You may use the centrally installed nextflow environmental module available on NCI to access the nextflow and java dependencies

module load nextflow/24.04.1

7. Stub (dry) run

nextflow run pipeface.nf -stub -params-file ./config/parameters_pipeface.json -config ./config/nextflow_pipeface.config

8. Full run

nextflow run pipeface.nf -params-file ./config/parameters_pipeface.json -config ./config/nextflow_pipeface.config -with-timeline -with-dag -with-report

Advanced

The resources requested and the queue each process is submitted to may be modified by modifying ./config/nextflow_pipeface.config.

Similarly, with some coding skills, the environmental modules used by each process in the pipeline may be modified.
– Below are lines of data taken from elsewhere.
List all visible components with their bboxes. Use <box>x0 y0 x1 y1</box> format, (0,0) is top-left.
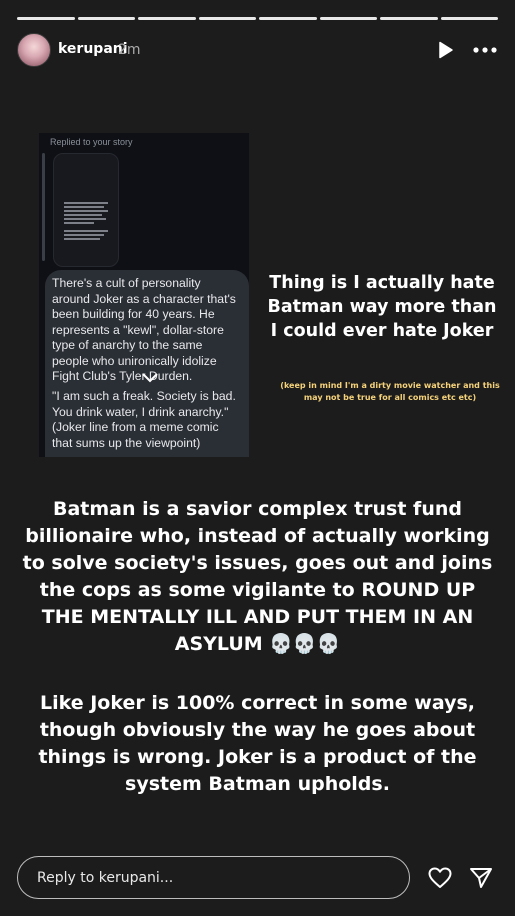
send-button[interactable] <box>468 865 494 891</box>
thumbnail-text-line <box>64 210 108 212</box>
progress-segment <box>319 17 377 20</box>
more-icon <box>473 47 497 53</box>
thumbnail-text-line <box>64 218 106 220</box>
progress-segment <box>198 17 256 20</box>
message-text-part1: There's a cult of personality around Jok… <box>52 276 236 383</box>
story-note: (keep in mind I'm a dirty movie watcher … <box>280 381 500 402</box>
reply-indicator-bar <box>42 153 45 261</box>
replied-label: Replied to your story <box>50 137 133 147</box>
reply-input[interactable]: Reply to kerupani... <box>17 856 410 899</box>
message-text-part2: "I am such a freak. Society is bad. You … <box>52 389 236 450</box>
send-icon <box>470 868 492 888</box>
play-icon <box>439 41 453 59</box>
thumbnail-text-line <box>64 206 104 208</box>
chevron-down-icon <box>142 373 158 383</box>
reply-placeholder: Reply to kerupani... <box>37 870 174 886</box>
avatar[interactable] <box>17 33 51 67</box>
progress-segment <box>77 17 135 20</box>
thumbnail-text-line <box>64 238 100 240</box>
story-progress-bar <box>17 17 498 20</box>
story-header: kerupani 2m <box>17 33 498 67</box>
progress-segment-current <box>440 17 498 20</box>
thumbnail-text-line <box>64 214 102 216</box>
progress-segment <box>259 17 317 20</box>
timestamp: 2m <box>118 42 141 58</box>
heart-icon <box>428 867 452 888</box>
thumbnail-text-line <box>64 234 104 236</box>
story-paragraph-1: Batman is a savior complex trust fund bi… <box>22 498 493 655</box>
more-options-button[interactable] <box>472 40 498 60</box>
play-button[interactable] <box>435 40 455 60</box>
progress-segment <box>138 17 196 20</box>
thumbnail-text-line <box>64 222 94 224</box>
message-bubble: There's a cult of personality around Jok… <box>45 270 249 457</box>
story-paragraph-2: Like Joker is 100% correct in some ways,… <box>38 692 477 795</box>
story-heading: Thing is I actually hate Batman way more… <box>267 273 497 341</box>
like-button[interactable] <box>427 865 453 891</box>
embedded-screenshot: Replied to your story There's a cult of … <box>39 133 249 457</box>
story-thumbnail <box>53 153 119 267</box>
progress-segment <box>380 17 438 20</box>
thumbnail-text-line <box>64 202 108 204</box>
thumbnail-text-line <box>64 230 108 232</box>
progress-segment <box>17 17 75 20</box>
This means you're able to substitute in different versions of software used by the pipeline. However, keep in mind that the pipeline doesn't account for differences in parameterisation between software versions.

This also means this pipeline is adaptable to other HPC's if appropriate environmental modules are included in ./config/nextflow_pipeface.config (or if you get around to creating a nextflow configuration file pointing to appropriate containerised software before I do) and modify the job scheduler specific configuration if needed. If you wish to use the variant annotation component of the pipeline, you'll additionally need to create local copies of the variant annotation databases used by the pipeline.